Larry also went out of his way to try and validate Trump’s auto tariff tweets. Here is Kudlow’s account of a conversation he had with Vice Premier Liu He:
He said several times, and I pushed him on this, that the China changes with respect to tariffs and non-tariff barriers and other structural issues would begin immediately. I said, ‘What do you mean immediately?’ And he said ‘immediately.’
Ok. So we’re talking “immediately”, then, is that correct?
Obviously, this is all still in flux. There are no concrete details around any of this, which isn’t necessarily bearish considering there was exactly no chance that these kinds of complex negotiations were going to make any headway over a two-hour dinner at the tail-end of a G20 summit.
Kudlow also suggested that the 90-day truce would actually start on January 1, which one assumes is good news (it would effectively mean the market will get four months of reprieve from this insanity instead of three), unless of course Trump were to try and claim he can do whatever he wants between now and the turn of the year, which doesn’t seem likely.
As you might expect, the commentary from the sellside continues to pour in.
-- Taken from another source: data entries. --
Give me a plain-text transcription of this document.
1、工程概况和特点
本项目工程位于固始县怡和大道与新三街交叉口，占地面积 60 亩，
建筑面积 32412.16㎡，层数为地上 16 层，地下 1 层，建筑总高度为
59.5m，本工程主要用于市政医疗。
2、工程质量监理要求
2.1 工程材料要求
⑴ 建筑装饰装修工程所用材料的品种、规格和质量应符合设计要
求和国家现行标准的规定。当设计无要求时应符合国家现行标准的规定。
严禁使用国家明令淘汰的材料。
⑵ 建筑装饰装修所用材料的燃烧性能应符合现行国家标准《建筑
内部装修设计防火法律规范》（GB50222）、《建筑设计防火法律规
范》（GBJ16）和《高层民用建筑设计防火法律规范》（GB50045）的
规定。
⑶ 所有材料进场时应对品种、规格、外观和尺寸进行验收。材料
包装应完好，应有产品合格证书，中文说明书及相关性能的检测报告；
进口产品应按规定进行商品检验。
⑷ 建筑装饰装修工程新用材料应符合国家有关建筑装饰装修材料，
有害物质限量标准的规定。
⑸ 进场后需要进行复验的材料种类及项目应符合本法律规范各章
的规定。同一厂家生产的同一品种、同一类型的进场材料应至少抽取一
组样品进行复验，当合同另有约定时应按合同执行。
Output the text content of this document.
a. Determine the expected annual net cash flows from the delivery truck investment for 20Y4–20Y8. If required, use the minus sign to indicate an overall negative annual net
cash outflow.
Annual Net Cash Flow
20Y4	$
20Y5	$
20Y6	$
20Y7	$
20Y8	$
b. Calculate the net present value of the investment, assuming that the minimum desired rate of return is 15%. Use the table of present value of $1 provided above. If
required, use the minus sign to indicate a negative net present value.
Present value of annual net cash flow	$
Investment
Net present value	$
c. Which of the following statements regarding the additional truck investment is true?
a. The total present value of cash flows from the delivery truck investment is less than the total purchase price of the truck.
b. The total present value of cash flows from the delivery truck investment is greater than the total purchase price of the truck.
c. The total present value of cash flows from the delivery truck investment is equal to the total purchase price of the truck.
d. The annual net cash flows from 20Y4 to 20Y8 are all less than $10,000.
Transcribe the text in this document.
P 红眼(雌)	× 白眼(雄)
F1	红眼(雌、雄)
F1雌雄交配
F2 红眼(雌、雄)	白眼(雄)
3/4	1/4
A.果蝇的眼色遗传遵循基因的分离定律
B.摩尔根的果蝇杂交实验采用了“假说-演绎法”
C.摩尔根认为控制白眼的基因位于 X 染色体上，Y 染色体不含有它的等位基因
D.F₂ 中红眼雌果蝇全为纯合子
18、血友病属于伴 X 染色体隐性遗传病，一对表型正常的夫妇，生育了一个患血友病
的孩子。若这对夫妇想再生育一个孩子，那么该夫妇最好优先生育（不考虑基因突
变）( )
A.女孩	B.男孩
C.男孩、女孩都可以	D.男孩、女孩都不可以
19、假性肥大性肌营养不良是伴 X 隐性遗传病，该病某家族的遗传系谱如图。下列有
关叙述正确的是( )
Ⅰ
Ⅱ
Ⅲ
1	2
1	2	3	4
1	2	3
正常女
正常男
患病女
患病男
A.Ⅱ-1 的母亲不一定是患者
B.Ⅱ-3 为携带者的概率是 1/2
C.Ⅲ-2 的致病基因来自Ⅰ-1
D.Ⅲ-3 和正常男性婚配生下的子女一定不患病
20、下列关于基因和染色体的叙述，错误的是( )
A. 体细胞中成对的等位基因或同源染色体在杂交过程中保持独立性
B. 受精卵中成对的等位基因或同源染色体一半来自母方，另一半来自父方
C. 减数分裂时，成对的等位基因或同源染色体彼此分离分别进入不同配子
For their part, BNP thinks the odds of an actual, “real” deal (where that means a comprehensive agreement) have indeed risen. “Beijing is committed to meeting US demands”, the bank writes, in a note dated Monday, adding the following:
[China] agrees that the growing trade imbalance with the US is unsustainable and is eager to reduce the gap through mutual efforts; China is determined to rebalance its growth sources by promoting domestic demand and opening up its domestic market; it is committed to upgrading its growth model by being more reliant on innovation, and IP protection has become its endogenous requirement; SOE monopoly, administrative discrimination, unfair competition and “Guojin Mintui” (the state sector crowding out private business) have been the domestic complaints, and to provide a level playing field for reciprocal competition has become essential for China’s future growth.
As far as the read-through for markets, BNP sees scope for a continuation of the relief rally, although the bank admits it may be short-lived. “After the initial excitement dies down, though, investors may still be concerned about the feasibility of reaching a comprehensive agreement on many of the structural trade issues in just 90 days”, BNP says, before noting that when it comes to the yuan, “a truce offers more support for RMB on top of the dovish tone of the Federal Reserve [and] there is much less possibility of yuan breaking through the 7.0 level.”
On Monday, the offshore yuan extended gains in the New York session, rising the most in more than three months on huge volume.
Meanwhile, Barclays is pretty upbeat about the situation. “We remain optimistic about the possibility of progress being made in the upcoming negotiations, with China making adjustments to address the US concerns in the next three months despite the widely expected volatility and difficulties”, the bank writes, in their own trade truce post-mortem.
The bank also says they “continue to believe China will allow greater market access to a wide range of sectors, make legal institutional changes for better IP protection, and commit to a more fair and level playing field for state versus private/foreign companies, which would serve China’s own interests of growth and development.”
The bottom line for Barclays is that the “better case” scenario outlined in the following table is now more likely.
You can draw your own conclusions. What we would reiterate is that the public’s tolerance for Trump’s quixotic endeavor seems to be waning and the market’s patience ran out a long time ago. Presumably, he’ll have to come to his senses, especially if China does give ground on some of the issues Beijing has previously insisted are non-starters.